Miss Baker walked to Amy Bersten’s desk and took her package and read the name. Then she looked out over the class and realized that if she did this on an individual basis, everybody would know who the gift was from. It was hardly the lesson in anonymous giving she was attempting to teach. Collecting the gifts now was only slightly better since everyone would see what the packages looked like and still know who gave what to whom. Miss Baker gave Amy her box back and sat down at her own desk for a moment.
Our teacher instructed us all to stand up with our gifts and walk out in the hallway. We were to come back in single file and leave the present on the desk of our Pollyanna as we passed by. This worked for the first three people, but we were not instructed what to do beyond that so those three students sat at their desks. You can imagine that there were no gifts for them yet so when their person came to them, they were sitting right there. Miss Baker stopped the line in the middle and told the seated students to rejoin the end of the line. The kids still in the hallway had not heard the instructions and continued to push into the room. A few of the mothers tried directing the children in an effort to help but only added to the confusion. Finally Miss Baker loudly announced that we were just to find the person for whom our gift was intended and give it to them. As expected the room dissolved rapidly into chaos. Voices became elevated and children started excitedly opening the packages to find cheap plastic toys and boxes of crayons. Amy Bersten shyly approached me and, with a blush and a giggle, handed me the box that only a few moments ago had been handed back to her by Miss baker. Right behind her was Johnny Gordon pushing his way toward me with an outstretched hand. He was obviously aware of who had been his secret Pollyanna.

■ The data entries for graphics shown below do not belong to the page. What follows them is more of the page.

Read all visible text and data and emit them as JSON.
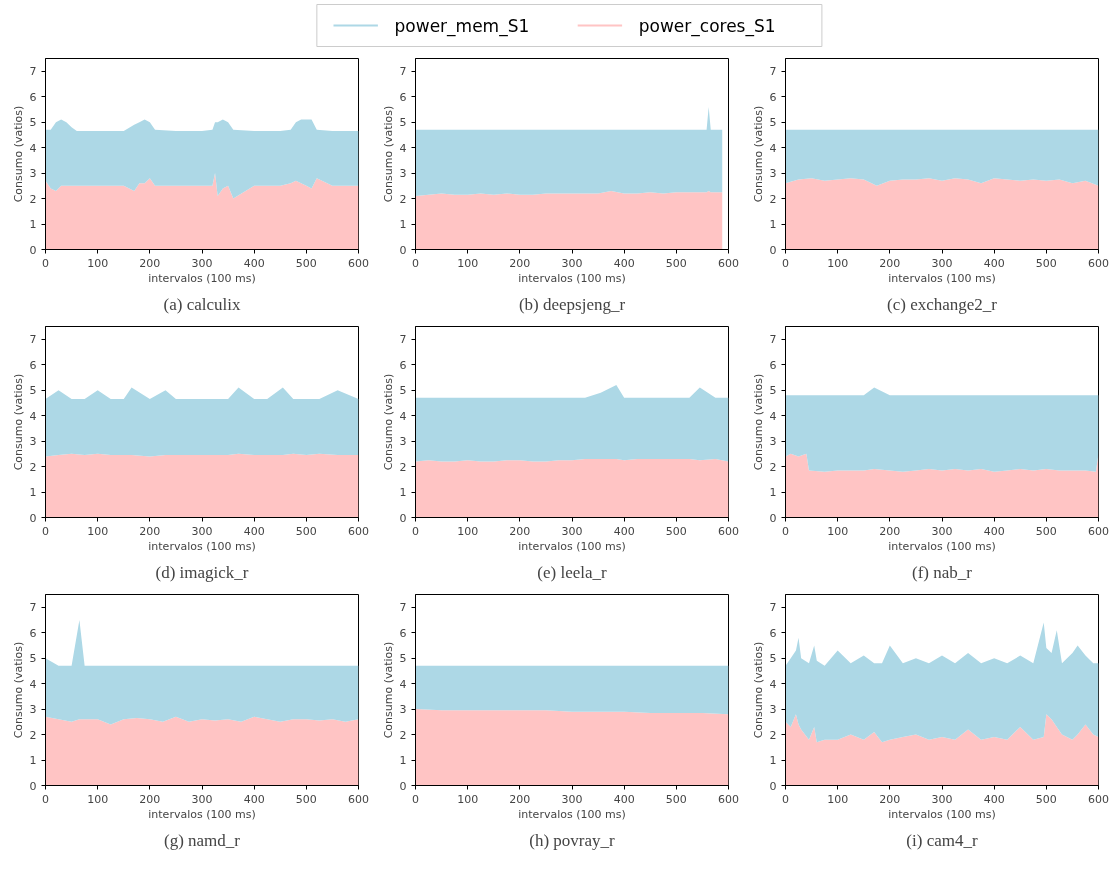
{
  "chart_data": [
    {
      "type": "area",
      "stacked": true,
      "title": "(a) calculix",
      "xlabel": "intervalos (100 ms)",
      "ylabel": "Consumo (vatios)",
      "xlim": [
        0,
        600
      ],
      "xticks": [
        0,
        100,
        200,
        300,
        400,
        500,
        600
      ],
      "ylim": [
        0,
        7.5
      ],
      "yticks": [
        0,
        1,
        2,
        3,
        4,
        5,
        6,
        7
      ],
      "legend": "top",
      "x": [
        0,
        10,
        20,
        30,
        40,
        50,
        60,
        100,
        150,
        170,
        180,
        190,
        200,
        210,
        250,
        300,
        320,
        325,
        330,
        340,
        350,
        360,
        400,
        450,
        470,
        480,
        490,
        500,
        510,
        520,
        550,
        600
      ],
      "series": [
        {
          "name": "power_cores_S1",
          "color": "#ffc4c4",
          "values": [
            2.7,
            2.4,
            2.3,
            2.5,
            2.5,
            2.5,
            2.5,
            2.5,
            2.5,
            2.3,
            2.6,
            2.6,
            2.8,
            2.5,
            2.5,
            2.5,
            2.5,
            3.0,
            2.1,
            2.4,
            2.5,
            2.0,
            2.5,
            2.5,
            2.6,
            2.7,
            2.6,
            2.5,
            2.4,
            2.8,
            2.5,
            2.5
          ]
        },
        {
          "name": "power_mem_S1",
          "color": "#add8e6",
          "values": [
            2.0,
            2.3,
            2.7,
            2.6,
            2.5,
            2.3,
            2.15,
            2.15,
            2.15,
            2.6,
            2.4,
            2.5,
            2.2,
            2.2,
            2.15,
            2.15,
            2.2,
            2.0,
            2.9,
            2.7,
            2.5,
            2.7,
            2.15,
            2.15,
            2.1,
            2.3,
            2.5,
            2.6,
            2.7,
            1.9,
            2.15,
            2.15
          ]
        }
      ]
    },
    {
      "type": "area",
      "stacked": true,
      "title": "(b) deepsjeng_r",
      "xlabel": "intervalos (100 ms)",
      "ylabel": "Consumo (vatios)",
      "xlim": [
        0,
        600
      ],
      "xticks": [
        0,
        100,
        200,
        300,
        400,
        500,
        600
      ],
      "ylim": [
        0,
        7.5
      ],
      "yticks": [
        0,
        1,
        2,
        3,
        4,
        5,
        6,
        7
      ],
      "x": [
        0,
        25,
        50,
        75,
        100,
        125,
        150,
        175,
        200,
        225,
        250,
        275,
        300,
        325,
        350,
        375,
        400,
        425,
        450,
        475,
        500,
        525,
        550,
        558,
        562,
        566,
        588
      ],
      "series": [
        {
          "color": "#ffc4c4",
          "values": [
            2.1,
            2.15,
            2.2,
            2.15,
            2.15,
            2.2,
            2.15,
            2.2,
            2.15,
            2.15,
            2.2,
            2.2,
            2.2,
            2.2,
            2.2,
            2.3,
            2.2,
            2.2,
            2.25,
            2.2,
            2.25,
            2.25,
            2.25,
            2.25,
            2.3,
            2.25,
            2.25
          ]
        },
        {
          "color": "#add8e6",
          "values": [
            2.6,
            2.55,
            2.5,
            2.55,
            2.55,
            2.5,
            2.55,
            2.5,
            2.55,
            2.55,
            2.5,
            2.5,
            2.5,
            2.5,
            2.5,
            2.4,
            2.5,
            2.5,
            2.45,
            2.5,
            2.45,
            2.45,
            2.45,
            2.45,
            3.3,
            2.45,
            2.45
          ]
        }
      ]
    },
    {
      "type": "area",
      "stacked": true,
      "title": "(c) exchange2_r",
      "xlabel": "intervalos (100 ms)",
      "ylabel": "Consumo (vatios)",
      "xlim": [
        0,
        600
      ],
      "xticks": [
        0,
        100,
        200,
        300,
        400,
        500,
        600
      ],
      "ylim": [
        0,
        7.5
      ],
      "yticks": [
        0,
        1,
        2,
        3,
        4,
        5,
        6,
        7
      ],
      "x": [
        0,
        25,
        50,
        75,
        100,
        125,
        150,
        175,
        200,
        225,
        250,
        275,
        300,
        325,
        350,
        375,
        400,
        425,
        450,
        475,
        500,
        525,
        550,
        575,
        600
      ],
      "series": [
        {
          "color": "#ffc4c4",
          "values": [
            2.6,
            2.75,
            2.8,
            2.7,
            2.75,
            2.8,
            2.75,
            2.5,
            2.7,
            2.75,
            2.75,
            2.8,
            2.7,
            2.8,
            2.75,
            2.6,
            2.8,
            2.75,
            2.7,
            2.75,
            2.7,
            2.75,
            2.6,
            2.7,
            2.5
          ]
        },
        {
          "color": "#add8e6",
          "values": [
            2.1,
            1.95,
            1.9,
            2.0,
            1.95,
            1.9,
            1.95,
            2.2,
            2.0,
            1.95,
            1.95,
            1.9,
            2.0,
            1.9,
            1.95,
            2.1,
            1.9,
            1.95,
            2.0,
            1.95,
            2.0,
            1.95,
            2.1,
            2.0,
            2.2
          ]
        }
      ]
    },
    {
      "type": "area",
      "stacked": true,
      "title": "(d) imagick_r",
      "xlabel": "intervalos (100 ms)",
      "ylabel": "Consumo (vatios)",
      "xlim": [
        0,
        600
      ],
      "xticks": [
        0,
        100,
        200,
        300,
        400,
        500,
        600
      ],
      "ylim": [
        0,
        7.5
      ],
      "yticks": [
        0,
        1,
        2,
        3,
        4,
        5,
        6,
        7
      ],
      "x": [
        0,
        25,
        50,
        75,
        100,
        125,
        150,
        165,
        200,
        230,
        250,
        275,
        300,
        325,
        350,
        370,
        400,
        425,
        455,
        475,
        500,
        525,
        560,
        600
      ],
      "series": [
        {
          "color": "#ffc4c4",
          "values": [
            2.4,
            2.45,
            2.5,
            2.45,
            2.5,
            2.45,
            2.45,
            2.45,
            2.4,
            2.45,
            2.45,
            2.45,
            2.45,
            2.45,
            2.45,
            2.5,
            2.45,
            2.45,
            2.45,
            2.5,
            2.45,
            2.5,
            2.45,
            2.45
          ]
        },
        {
          "color": "#add8e6",
          "values": [
            2.25,
            2.55,
            2.15,
            2.2,
            2.5,
            2.2,
            2.2,
            2.65,
            2.25,
            2.55,
            2.2,
            2.2,
            2.2,
            2.2,
            2.2,
            2.6,
            2.2,
            2.2,
            2.65,
            2.15,
            2.2,
            2.15,
            2.55,
            2.2
          ]
        }
      ]
    },
    {
      "type": "area",
      "stacked": true,
      "title": "(e) leela_r",
      "xlabel": "intervalos (100 ms)",
      "ylabel": "Consumo (vatios)",
      "xlim": [
        0,
        600
      ],
      "xticks": [
        0,
        100,
        200,
        300,
        400,
        500,
        600
      ],
      "ylim": [
        0,
        7.5
      ],
      "yticks": [
        0,
        1,
        2,
        3,
        4,
        5,
        6,
        7
      ],
      "x": [
        0,
        25,
        50,
        75,
        100,
        125,
        150,
        175,
        200,
        225,
        250,
        275,
        300,
        325,
        355,
        385,
        400,
        425,
        450,
        475,
        500,
        525,
        545,
        575,
        600
      ],
      "series": [
        {
          "color": "#ffc4c4",
          "values": [
            2.2,
            2.25,
            2.2,
            2.2,
            2.25,
            2.2,
            2.2,
            2.25,
            2.25,
            2.2,
            2.2,
            2.25,
            2.25,
            2.3,
            2.3,
            2.3,
            2.25,
            2.3,
            2.3,
            2.3,
            2.3,
            2.3,
            2.25,
            2.3,
            2.2
          ]
        },
        {
          "color": "#add8e6",
          "values": [
            2.5,
            2.45,
            2.5,
            2.5,
            2.45,
            2.5,
            2.5,
            2.45,
            2.45,
            2.5,
            2.5,
            2.45,
            2.45,
            2.4,
            2.6,
            2.9,
            2.45,
            2.4,
            2.4,
            2.4,
            2.4,
            2.4,
            2.85,
            2.4,
            2.5
          ]
        }
      ]
    },
    {
      "type": "area",
      "stacked": true,
      "title": "(f) nab_r",
      "xlabel": "intervalos (100 ms)",
      "ylabel": "Consumo (vatios)",
      "xlim": [
        0,
        600
      ],
      "xticks": [
        0,
        100,
        200,
        300,
        400,
        500,
        600
      ],
      "ylim": [
        0,
        7.5
      ],
      "yticks": [
        0,
        1,
        2,
        3,
        4,
        5,
        6,
        7
      ],
      "x": [
        0,
        10,
        25,
        40,
        45,
        75,
        100,
        125,
        150,
        170,
        200,
        225,
        250,
        275,
        300,
        325,
        350,
        375,
        400,
        425,
        450,
        475,
        500,
        525,
        550,
        575,
        595,
        600
      ],
      "series": [
        {
          "color": "#ffc4c4",
          "values": [
            2.4,
            2.5,
            2.4,
            2.5,
            1.85,
            1.8,
            1.85,
            1.85,
            1.85,
            1.9,
            1.85,
            1.8,
            1.85,
            1.9,
            1.85,
            1.9,
            1.85,
            1.9,
            1.8,
            1.85,
            1.9,
            1.85,
            1.9,
            1.85,
            1.85,
            1.85,
            1.8,
            2.5
          ]
        },
        {
          "color": "#add8e6",
          "values": [
            2.4,
            2.3,
            2.4,
            2.3,
            2.95,
            3.0,
            2.95,
            2.95,
            2.95,
            3.2,
            2.95,
            3.0,
            2.95,
            2.9,
            2.95,
            2.9,
            2.95,
            2.9,
            3.0,
            2.95,
            2.9,
            2.95,
            2.9,
            2.95,
            2.95,
            2.95,
            3.0,
            2.3
          ]
        }
      ]
    },
    {
      "type": "area",
      "stacked": true,
      "title": "(g) namd_r",
      "xlabel": "intervalos (100 ms)",
      "ylabel": "Consumo (vatios)",
      "xlim": [
        0,
        600
      ],
      "xticks": [
        0,
        100,
        200,
        300,
        400,
        500,
        600
      ],
      "ylim": [
        0,
        7.5
      ],
      "yticks": [
        0,
        1,
        2,
        3,
        4,
        5,
        6,
        7
      ],
      "x": [
        0,
        25,
        50,
        65,
        75,
        100,
        125,
        150,
        175,
        200,
        225,
        250,
        275,
        300,
        325,
        350,
        375,
        400,
        425,
        450,
        475,
        500,
        525,
        550,
        575,
        600
      ],
      "series": [
        {
          "color": "#ffc4c4",
          "values": [
            2.7,
            2.6,
            2.5,
            2.6,
            2.6,
            2.6,
            2.4,
            2.6,
            2.65,
            2.6,
            2.5,
            2.7,
            2.5,
            2.6,
            2.55,
            2.6,
            2.5,
            2.7,
            2.6,
            2.5,
            2.6,
            2.6,
            2.55,
            2.6,
            2.5,
            2.6
          ]
        },
        {
          "color": "#add8e6",
          "values": [
            2.3,
            2.1,
            2.2,
            3.9,
            2.1,
            2.1,
            2.3,
            2.1,
            2.05,
            2.1,
            2.2,
            2.0,
            2.2,
            2.1,
            2.15,
            2.1,
            2.2,
            2.0,
            2.1,
            2.2,
            2.1,
            2.1,
            2.15,
            2.1,
            2.2,
            2.1
          ]
        }
      ]
    },
    {
      "type": "area",
      "stacked": true,
      "title": "(h) povray_r",
      "xlabel": "intervalos (100 ms)",
      "ylabel": "Consumo (vatios)",
      "xlim": [
        0,
        600
      ],
      "xticks": [
        0,
        100,
        200,
        300,
        400,
        500,
        600
      ],
      "ylim": [
        0,
        7.5
      ],
      "yticks": [
        0,
        1,
        2,
        3,
        4,
        5,
        6,
        7
      ],
      "x": [
        0,
        50,
        100,
        150,
        200,
        250,
        300,
        350,
        400,
        450,
        500,
        550,
        600
      ],
      "series": [
        {
          "color": "#ffc4c4",
          "values": [
            3.0,
            2.95,
            2.95,
            2.95,
            2.95,
            2.95,
            2.9,
            2.9,
            2.9,
            2.85,
            2.85,
            2.85,
            2.8
          ]
        },
        {
          "color": "#add8e6",
          "values": [
            1.7,
            1.75,
            1.75,
            1.75,
            1.75,
            1.75,
            1.8,
            1.8,
            1.8,
            1.85,
            1.85,
            1.85,
            1.9
          ]
        }
      ]
    },
    {
      "type": "area",
      "stacked": true,
      "title": "(i) cam4_r",
      "xlabel": "intervalos (100 ms)",
      "ylabel": "Consumo (vatios)",
      "xlim": [
        0,
        600
      ],
      "xticks": [
        0,
        100,
        200,
        300,
        400,
        500,
        600
      ],
      "ylim": [
        0,
        7.5
      ],
      "yticks": [
        0,
        1,
        2,
        3,
        4,
        5,
        6,
        7
      ],
      "x": [
        0,
        10,
        20,
        25,
        30,
        45,
        55,
        60,
        75,
        100,
        125,
        150,
        170,
        185,
        200,
        225,
        250,
        275,
        300,
        325,
        350,
        375,
        400,
        425,
        450,
        475,
        495,
        500,
        510,
        520,
        530,
        550,
        560,
        575,
        590,
        600
      ],
      "series": [
        {
          "color": "#ffc4c4",
          "values": [
            2.5,
            2.3,
            2.8,
            2.4,
            2.2,
            1.8,
            2.3,
            1.7,
            1.8,
            1.8,
            2.0,
            1.8,
            2.1,
            1.7,
            1.8,
            1.9,
            2.0,
            1.8,
            1.9,
            1.8,
            2.2,
            1.8,
            1.9,
            1.8,
            2.3,
            1.8,
            1.9,
            2.8,
            2.6,
            2.3,
            2.0,
            1.8,
            2.0,
            2.4,
            2.0,
            1.9
          ]
        },
        {
          "color": "#add8e6",
          "values": [
            2.2,
            2.7,
            2.5,
            3.4,
            2.8,
            3.0,
            3.2,
            3.2,
            2.9,
            3.5,
            2.8,
            3.3,
            2.7,
            3.1,
            3.7,
            2.9,
            3.0,
            3.0,
            3.2,
            3.0,
            3.0,
            3.0,
            3.1,
            3.0,
            2.8,
            3.0,
            4.5,
            2.6,
            2.6,
            3.8,
            2.8,
            3.4,
            3.5,
            2.7,
            2.8,
            2.9
          ]
        }
      ]
    }
  ]
}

I handed him the package that I had brought with me, wrapped in red construction paper, and watched him tear it open with hopeful anticipation. Johnny looked at the glass and plastic device tied to the cardboard backing and then looked at me. Johnny’s mother followed him between the desks and was now right behind him. Johnny took my thoughtfully perfect present and shoved it into his mother’s hand.
“This is stupid.”
His face was red with anger and embarrassment. He turned away, calling me names.
His mother looked down at the egg timer and then at me as if I had lost my mind. I just stood there dumbfounded. Mrs. Gordon looked at me once more as if I was either insane or deliberately selected this item to make Johnny look foolish and then chased after Johnny to console him, since I had ruined the party with such a stupid gift.
I wanted to run. I wanted to cry. I wanted to go home and hide. I wanted to take that stupid egg timer back to the store and get the red water pistol. It didn’t matter, I had already ruined everything.
Mom took me home trying to reassure me that everything would be all right and not to worry about kids like Johnny, but I knew better. I did, however, learn a good lesson that year. If the gift isn’t good in the eyes of the receiver, the thought doesn’t matter. Merry Christmas 1968.